With due respect to the old adage, words are often much more harmful than sticks or stones. That’s particularly true when it comes to marriage. Hurtful words can undermine the trust and intimacy necessary for marital harmony. With that in mind, here are five things you should never say to your spouse.
1. Anything That Suggests Divorce
It’s the dreaded “D” word—and dreaded for good reason. Successful marriage requires deep intimacy, but that intimacy is only possible in an environment of complete trust and security. Once you introduce the threat of divorce, you undercut that sense of safety and threaten the sacred vows on which your marriage is based. Your spouse will no longer feel like your partner, but will see him or herself as an individual unit, bound to you by a commitment that can be broken. Once that sense of security is gone in a marriage, it’s difficult to bring it back. Better to avoid losing it in the first place.
2. "You always/never . . ."
Sweeping generalizations will do nothing but make your spouse feel criticized.
When you’re having a discussion or disagreement, stick to the topic at hand and skip the personal broadsides. So instead of saying, “You never want to watch the movies I enjoy,” you might try, “What is it about this movie that you don’t like?” This moves the focus off the perceived failings of your spouse and places it on the real matter at hand.
3. “Because of you . . .”
It can be tempting to blame your spouse when things don’t go your way, but it’s important to resist. Blaming another person—even if warranted—does nothing to solve the problem or address the situation. The only thing it really does is put your spouse on the defensive and create an adversarial relationship between the two of you.
4. "I don’t care."
A successful marriage requires honest and forthright communication.

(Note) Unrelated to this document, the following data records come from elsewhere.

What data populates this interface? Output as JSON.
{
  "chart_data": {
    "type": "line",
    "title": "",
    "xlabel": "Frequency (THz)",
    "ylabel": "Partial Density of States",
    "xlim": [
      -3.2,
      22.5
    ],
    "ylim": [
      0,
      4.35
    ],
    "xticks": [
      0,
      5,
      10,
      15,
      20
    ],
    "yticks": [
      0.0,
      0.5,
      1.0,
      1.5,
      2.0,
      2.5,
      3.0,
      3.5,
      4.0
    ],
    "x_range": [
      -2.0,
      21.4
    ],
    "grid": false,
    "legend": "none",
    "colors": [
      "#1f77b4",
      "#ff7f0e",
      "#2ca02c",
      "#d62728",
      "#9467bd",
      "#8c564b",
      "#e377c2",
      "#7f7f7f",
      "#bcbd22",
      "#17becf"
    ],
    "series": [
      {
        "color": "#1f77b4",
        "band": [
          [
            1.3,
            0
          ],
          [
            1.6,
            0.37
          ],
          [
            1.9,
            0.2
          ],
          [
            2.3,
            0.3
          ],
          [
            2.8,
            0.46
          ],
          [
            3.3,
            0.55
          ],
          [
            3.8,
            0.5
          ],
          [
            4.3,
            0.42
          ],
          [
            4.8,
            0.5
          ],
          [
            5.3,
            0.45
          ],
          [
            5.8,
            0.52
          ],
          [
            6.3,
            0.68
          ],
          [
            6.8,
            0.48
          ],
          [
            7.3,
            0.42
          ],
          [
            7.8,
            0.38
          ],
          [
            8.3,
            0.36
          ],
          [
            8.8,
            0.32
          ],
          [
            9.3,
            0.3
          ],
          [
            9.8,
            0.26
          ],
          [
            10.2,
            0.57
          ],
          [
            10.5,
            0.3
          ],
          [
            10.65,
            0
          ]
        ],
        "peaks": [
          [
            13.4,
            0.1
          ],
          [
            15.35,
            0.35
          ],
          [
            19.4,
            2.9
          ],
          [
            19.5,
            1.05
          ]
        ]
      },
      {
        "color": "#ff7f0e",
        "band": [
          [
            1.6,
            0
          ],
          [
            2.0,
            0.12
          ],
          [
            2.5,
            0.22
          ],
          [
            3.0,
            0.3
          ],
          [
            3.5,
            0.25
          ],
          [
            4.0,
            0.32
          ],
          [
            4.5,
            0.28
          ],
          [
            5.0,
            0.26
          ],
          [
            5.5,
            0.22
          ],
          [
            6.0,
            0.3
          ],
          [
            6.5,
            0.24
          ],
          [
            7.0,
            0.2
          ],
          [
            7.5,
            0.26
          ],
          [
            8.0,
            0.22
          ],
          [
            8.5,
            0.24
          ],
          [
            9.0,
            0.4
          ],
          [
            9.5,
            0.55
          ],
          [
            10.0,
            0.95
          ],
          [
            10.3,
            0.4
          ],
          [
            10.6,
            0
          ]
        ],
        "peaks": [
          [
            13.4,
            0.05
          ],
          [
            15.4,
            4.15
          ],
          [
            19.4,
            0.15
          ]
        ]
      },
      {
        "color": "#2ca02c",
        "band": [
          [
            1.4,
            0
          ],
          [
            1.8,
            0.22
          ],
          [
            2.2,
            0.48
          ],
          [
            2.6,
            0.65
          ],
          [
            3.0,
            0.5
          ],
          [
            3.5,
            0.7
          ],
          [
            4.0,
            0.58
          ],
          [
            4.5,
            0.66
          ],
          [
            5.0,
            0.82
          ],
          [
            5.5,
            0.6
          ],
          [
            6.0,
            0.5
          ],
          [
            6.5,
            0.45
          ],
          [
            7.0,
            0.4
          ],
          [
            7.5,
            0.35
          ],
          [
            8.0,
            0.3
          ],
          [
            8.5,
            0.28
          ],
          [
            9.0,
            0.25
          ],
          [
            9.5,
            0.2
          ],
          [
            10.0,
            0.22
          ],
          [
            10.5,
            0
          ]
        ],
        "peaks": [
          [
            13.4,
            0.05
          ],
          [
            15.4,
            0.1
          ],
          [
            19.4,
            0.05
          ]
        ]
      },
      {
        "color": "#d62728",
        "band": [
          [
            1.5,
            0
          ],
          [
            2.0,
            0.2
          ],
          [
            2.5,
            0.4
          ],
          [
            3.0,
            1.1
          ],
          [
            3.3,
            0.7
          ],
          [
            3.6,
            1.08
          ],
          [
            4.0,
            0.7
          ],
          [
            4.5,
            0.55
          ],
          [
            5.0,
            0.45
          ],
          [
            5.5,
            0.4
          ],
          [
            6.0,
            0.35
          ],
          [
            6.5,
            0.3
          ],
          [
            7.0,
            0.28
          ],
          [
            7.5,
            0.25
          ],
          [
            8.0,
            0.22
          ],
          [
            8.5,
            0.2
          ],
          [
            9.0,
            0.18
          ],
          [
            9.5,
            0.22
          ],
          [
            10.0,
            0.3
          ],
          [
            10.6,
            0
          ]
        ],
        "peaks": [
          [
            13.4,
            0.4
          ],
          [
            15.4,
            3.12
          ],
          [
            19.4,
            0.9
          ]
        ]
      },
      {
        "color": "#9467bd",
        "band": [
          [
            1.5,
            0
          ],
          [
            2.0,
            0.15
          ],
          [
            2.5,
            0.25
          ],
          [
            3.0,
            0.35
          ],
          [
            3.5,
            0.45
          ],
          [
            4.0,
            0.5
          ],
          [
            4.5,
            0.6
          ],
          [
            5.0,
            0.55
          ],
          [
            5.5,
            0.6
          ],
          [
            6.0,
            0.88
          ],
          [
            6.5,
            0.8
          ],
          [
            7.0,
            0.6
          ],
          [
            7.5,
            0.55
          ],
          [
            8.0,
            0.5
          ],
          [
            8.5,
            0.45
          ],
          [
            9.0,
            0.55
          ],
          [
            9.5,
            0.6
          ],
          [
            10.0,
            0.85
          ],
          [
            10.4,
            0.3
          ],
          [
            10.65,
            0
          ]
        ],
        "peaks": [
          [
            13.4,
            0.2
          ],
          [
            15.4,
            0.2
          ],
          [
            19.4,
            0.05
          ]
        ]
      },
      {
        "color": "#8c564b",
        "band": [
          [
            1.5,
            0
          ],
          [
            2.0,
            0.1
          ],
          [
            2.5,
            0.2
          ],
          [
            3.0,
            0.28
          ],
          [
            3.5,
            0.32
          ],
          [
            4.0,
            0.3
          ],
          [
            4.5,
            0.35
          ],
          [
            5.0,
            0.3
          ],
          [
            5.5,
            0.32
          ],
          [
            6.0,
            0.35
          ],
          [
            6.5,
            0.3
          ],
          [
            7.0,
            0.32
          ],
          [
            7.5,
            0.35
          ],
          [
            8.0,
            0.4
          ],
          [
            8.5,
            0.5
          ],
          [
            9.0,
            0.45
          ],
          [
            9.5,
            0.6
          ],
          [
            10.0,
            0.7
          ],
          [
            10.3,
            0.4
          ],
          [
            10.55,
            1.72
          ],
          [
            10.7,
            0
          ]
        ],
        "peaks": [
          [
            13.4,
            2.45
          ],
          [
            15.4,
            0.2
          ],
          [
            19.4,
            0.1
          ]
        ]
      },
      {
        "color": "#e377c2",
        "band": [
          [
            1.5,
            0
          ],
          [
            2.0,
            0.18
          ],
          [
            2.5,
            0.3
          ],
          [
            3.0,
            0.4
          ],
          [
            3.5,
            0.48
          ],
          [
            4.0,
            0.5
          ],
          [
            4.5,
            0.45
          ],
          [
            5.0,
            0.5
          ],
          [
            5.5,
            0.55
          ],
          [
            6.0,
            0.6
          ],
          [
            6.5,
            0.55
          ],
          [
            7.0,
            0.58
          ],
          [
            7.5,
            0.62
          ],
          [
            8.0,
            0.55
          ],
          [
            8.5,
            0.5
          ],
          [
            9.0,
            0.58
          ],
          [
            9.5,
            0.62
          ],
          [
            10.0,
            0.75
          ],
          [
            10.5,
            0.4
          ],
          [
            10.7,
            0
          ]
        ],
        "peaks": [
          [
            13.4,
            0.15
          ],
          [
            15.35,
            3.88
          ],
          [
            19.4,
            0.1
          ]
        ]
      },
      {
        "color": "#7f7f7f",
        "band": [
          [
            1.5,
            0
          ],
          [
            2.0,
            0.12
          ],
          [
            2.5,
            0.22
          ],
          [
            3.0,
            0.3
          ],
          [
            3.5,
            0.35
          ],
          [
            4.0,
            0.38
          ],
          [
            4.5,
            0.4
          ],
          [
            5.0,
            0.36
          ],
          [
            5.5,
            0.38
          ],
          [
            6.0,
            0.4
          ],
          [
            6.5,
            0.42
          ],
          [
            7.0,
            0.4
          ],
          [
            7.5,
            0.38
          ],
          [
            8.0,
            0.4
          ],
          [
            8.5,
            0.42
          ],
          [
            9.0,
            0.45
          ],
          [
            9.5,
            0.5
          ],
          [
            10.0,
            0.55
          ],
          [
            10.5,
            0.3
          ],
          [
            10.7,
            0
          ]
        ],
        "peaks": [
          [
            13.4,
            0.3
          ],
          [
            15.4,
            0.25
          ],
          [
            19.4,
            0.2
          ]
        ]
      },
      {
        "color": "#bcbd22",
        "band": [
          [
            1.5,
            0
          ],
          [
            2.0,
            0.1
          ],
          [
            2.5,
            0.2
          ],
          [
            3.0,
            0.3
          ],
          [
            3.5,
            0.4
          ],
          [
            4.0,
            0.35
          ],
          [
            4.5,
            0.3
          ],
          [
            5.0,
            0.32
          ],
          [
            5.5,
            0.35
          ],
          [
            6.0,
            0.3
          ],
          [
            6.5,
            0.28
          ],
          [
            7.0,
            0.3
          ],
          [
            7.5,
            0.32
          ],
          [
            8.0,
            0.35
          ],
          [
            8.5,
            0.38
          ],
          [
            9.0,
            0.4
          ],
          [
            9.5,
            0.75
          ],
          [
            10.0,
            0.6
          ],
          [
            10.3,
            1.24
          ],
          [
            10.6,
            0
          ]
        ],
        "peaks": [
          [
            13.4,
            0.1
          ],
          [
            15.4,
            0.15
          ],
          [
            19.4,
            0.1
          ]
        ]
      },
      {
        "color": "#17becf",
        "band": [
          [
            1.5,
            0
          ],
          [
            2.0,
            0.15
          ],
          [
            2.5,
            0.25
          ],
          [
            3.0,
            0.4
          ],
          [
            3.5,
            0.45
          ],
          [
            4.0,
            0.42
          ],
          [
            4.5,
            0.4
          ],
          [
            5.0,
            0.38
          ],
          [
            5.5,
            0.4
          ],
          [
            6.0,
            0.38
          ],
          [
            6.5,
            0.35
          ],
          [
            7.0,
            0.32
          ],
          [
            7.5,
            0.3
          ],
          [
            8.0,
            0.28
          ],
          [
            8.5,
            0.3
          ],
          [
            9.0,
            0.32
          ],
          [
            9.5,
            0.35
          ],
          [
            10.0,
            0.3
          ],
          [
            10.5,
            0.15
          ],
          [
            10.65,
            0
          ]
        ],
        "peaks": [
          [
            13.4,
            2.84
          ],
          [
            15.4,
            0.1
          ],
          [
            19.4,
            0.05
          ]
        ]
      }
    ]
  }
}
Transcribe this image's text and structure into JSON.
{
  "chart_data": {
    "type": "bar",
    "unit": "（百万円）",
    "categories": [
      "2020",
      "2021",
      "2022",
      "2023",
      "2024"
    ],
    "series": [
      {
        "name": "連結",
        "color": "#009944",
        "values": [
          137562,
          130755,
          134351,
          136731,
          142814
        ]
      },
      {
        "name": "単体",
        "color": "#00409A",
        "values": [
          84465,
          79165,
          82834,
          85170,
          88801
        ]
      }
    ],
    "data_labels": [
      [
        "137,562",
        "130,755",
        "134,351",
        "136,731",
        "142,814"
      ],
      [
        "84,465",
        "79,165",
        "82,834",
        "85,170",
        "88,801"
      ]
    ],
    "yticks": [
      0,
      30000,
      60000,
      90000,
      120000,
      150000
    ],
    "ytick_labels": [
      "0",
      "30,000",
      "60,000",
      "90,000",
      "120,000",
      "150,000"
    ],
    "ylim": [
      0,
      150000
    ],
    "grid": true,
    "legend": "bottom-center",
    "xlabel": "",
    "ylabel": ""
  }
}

When we’re angry and irritated it’s easy to dismiss the views and needs of our spouse. One thing that undercuts the marriage bond is when a spouse feels unheard and unimportant -- and that’s what saying "I don’t care" communicates. Maybe you don’t think your spouse is correct about something or you’re tired of hearing about a concern, but what’s important to them should be important to you, too, simply because they care about it.
5. The Silent Treatment
While silence doesn’t actually involve saying anything hurtful, the message it communicates is often just as destructive. A successful marriage requires honest and forthright communication. The silent treatment does nothing but shut off the main connection between you and your spouse and nothing between you will improve until it’s restored.
“When two people marry, if they embrace the expectation of making their partner better and helping him or her get to heaven, the marriage will thrive.”
The 21 Undeniable Secrets of Marriage by Allen Hunt
If you’ve said hurtful words to your spouse, apologize and recommit to never saying them again. What we say matters. Strengthen your marriage with words that build up instead of tear down.